Modulation of Cosmic‐Ray Electrons in the Outer Heliosphere

Abstract

A new cosmic-ray transport model, which investigates the modulation of cosmic-ray electrons in the outer heliospheric regions, including all major modulation mechanisms and the asymmetry of the heliospheric shock structures, is developed. The transport of Galactic cosmic rays into the heliosphere is directly calculated from the local interstellar medium, while for the mutual interaction between the solar wind and the interstellar medium, the three-fluid two-dimensional hydrodynamic Bonn model is used to calculate the geometry of the heliosphere and solar wind flow profiles as input to the transport model.

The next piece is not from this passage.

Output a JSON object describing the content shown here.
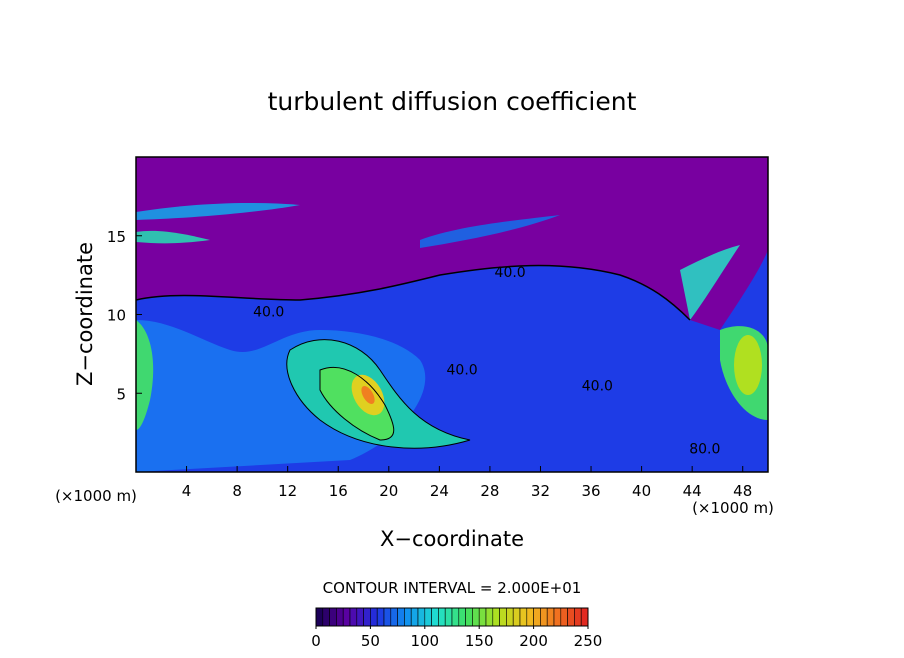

There are considerable differences in the modulation that cosmic rays experience between the heliospheric nose and tail regions, but because of large transport parameters, no modulation of Galactic cosmic rays occurs beyond the heliopause. It is shown that for energetic particles in the range of 1 GeV the termination shock has a significant influence on the modeled Galactic cosmic-ray flux intensities in the equatorial regions in direction to the heliospheric nose, while it is decreasing toward the poles and in the tail. Depending on energy, most of the modulation that the particles experience occurs at radial distances less than the shock radius. It is also shown that the cosmic-ray distribution in the inner heliosphere is not sensitive to the nose-tail asymmetry of the termination shock and heliopause. Finally, the effect of perpendicular transport parameter in the polar region is calculated. It is shown that depending on energy, this parameter influence computed latitudinal gradients, especially at, and to a lesser extend beyond, the termination shock, and in the heliospheric tail.